Адмирал Непенин – адмиралу Русину, 8 часов 00 минут: "В Гельсингфорсе задержал, пытаюсь задержать в Абозиции и Монзиции. В Ревеле уже объявлено, расклеено и получило широкую огласку. В Ревеле беспорядки временно прекратились".
Приехав в Петроград, Шульгин с вокзала позвонил в Думу. К телефону подошел Милюков и закричал в трубку: – Василий Витальевич, прошу вас и умоляю акта отречения не оглашайте. Народ возбужден до предела. С тех пор как вы уехали, настроение сильно ухудшилось. Это отречение никого уже не удовлетворяет. Не делайте дальнейших шагов, могут быть несчастья... А Гучков, оставив Шульгина у телефона, уже был в железнодорожных мастерских. Разговора Милюкова с Шульгиным он не слышал и теперь объявлял рабочим, что царь отрекся от престола в пользу великого князя Михаила и сформировано "демократическое" правительство во главе с князем Львовым.
Генерал Брусилов – генералу Алексееву, 9 часов 42 минуты: "Распоряжения сделаны. В трех армиях манифест задержан в штабах армий и лишь в одной – в штабах корпусов. В Киевском округе объявить его не успели. Не откажите возможно скорее ориентировать меня, что крайне необходимо".

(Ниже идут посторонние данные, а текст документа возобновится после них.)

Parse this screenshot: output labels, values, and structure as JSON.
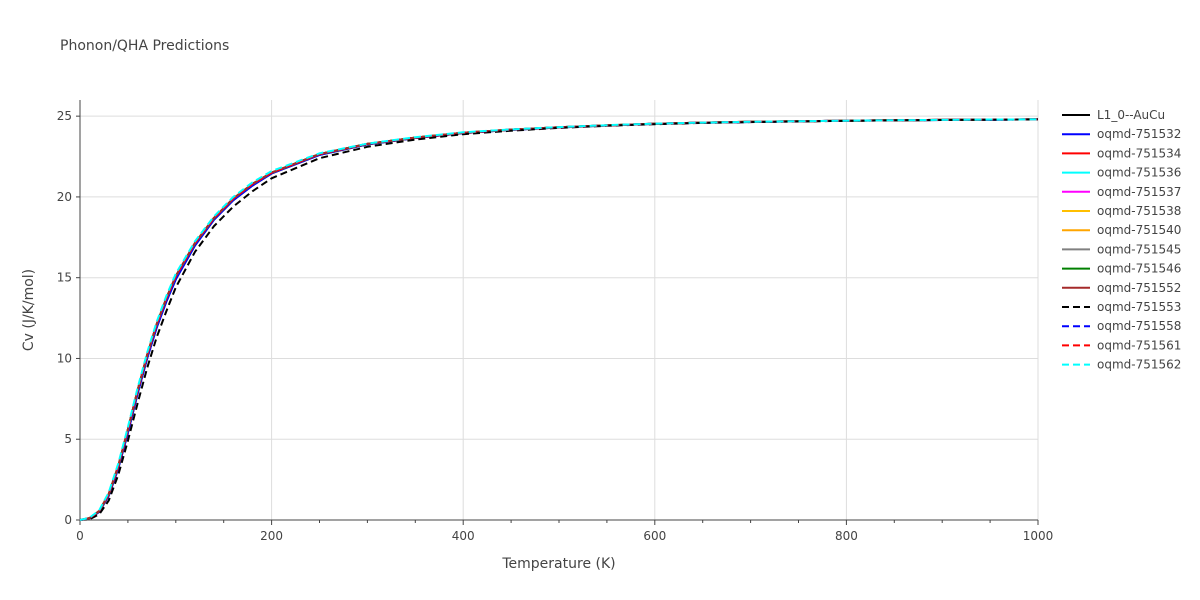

Генерал Данилов – командующим 1-й, 5-й, 12-й армиями и командующему 42-м корпусом, 9 часов 45 минут: "Необходимо принять все меры к борьбе с бродяжничеством в тылу, сократить до крайнего предела выдачу пропусков в армии, установить контроль на железных дорогах, на пропускных пунктах, кои менять чаще, дабы к наличию их не приспособились, установить службу разъездов и облав. Цель этого – изолировать войска от возможного проникновения агитаторов, а также не допустить образования в тылу шаек грабителей и бродяг. К последним главкосев приказывает применять самые беспощадные меры".
– Князь! – раздался крик из толпы рабочих, и один из них выскочил вперед. – Так вот, товарищи, для чего мы революцию делали! От князей и графов все терпели и на тебе! Министром финансов – Терещенко! А кто такой господин Терещенко? Сахарных заводов штук десять, земли десятин тысяч сто да деньжонок миллионов тридцать наберется! Рабочие закрыли двери мастерских и обступили Гучкова: – Давай грамоту! В клочья ее! Но манифеста у Гучкова уже не было. В 10 часов утра в Петрограде на Миллионной улице в квартире князя Путятина состоялось совещание думцев и великого князя Михаила. Мнения собравшихся разошлись. – Я не вправе скрывать здесь, каким опасностям вы лично, ваше высочество, подвергаетесь в случае решения принять престол. Я не ручаюсь за жизнь вашего высочества, – говорил Керенский. Милюков убеждал Михаила принять престол, заявляя, что он просто не имеет права отказаться: – Если вы, ваше высочество, откажетесь, будет гибель, потому что тогда Россия потеряет свою ось. Монарх – это ось. Монархия – это единственное возможный в России центр. Это – единственно общее, что все знают, единственное понятие о власти. Если вы откажатесь, будет ужас. Без монарха Временное правительство будет лишь утлой ладьей, которая потонет в океане народных волнений. Без царя стране грозит потеря всякого сознания государственности, а Временное правительствво не доживет до Учредительного собрания.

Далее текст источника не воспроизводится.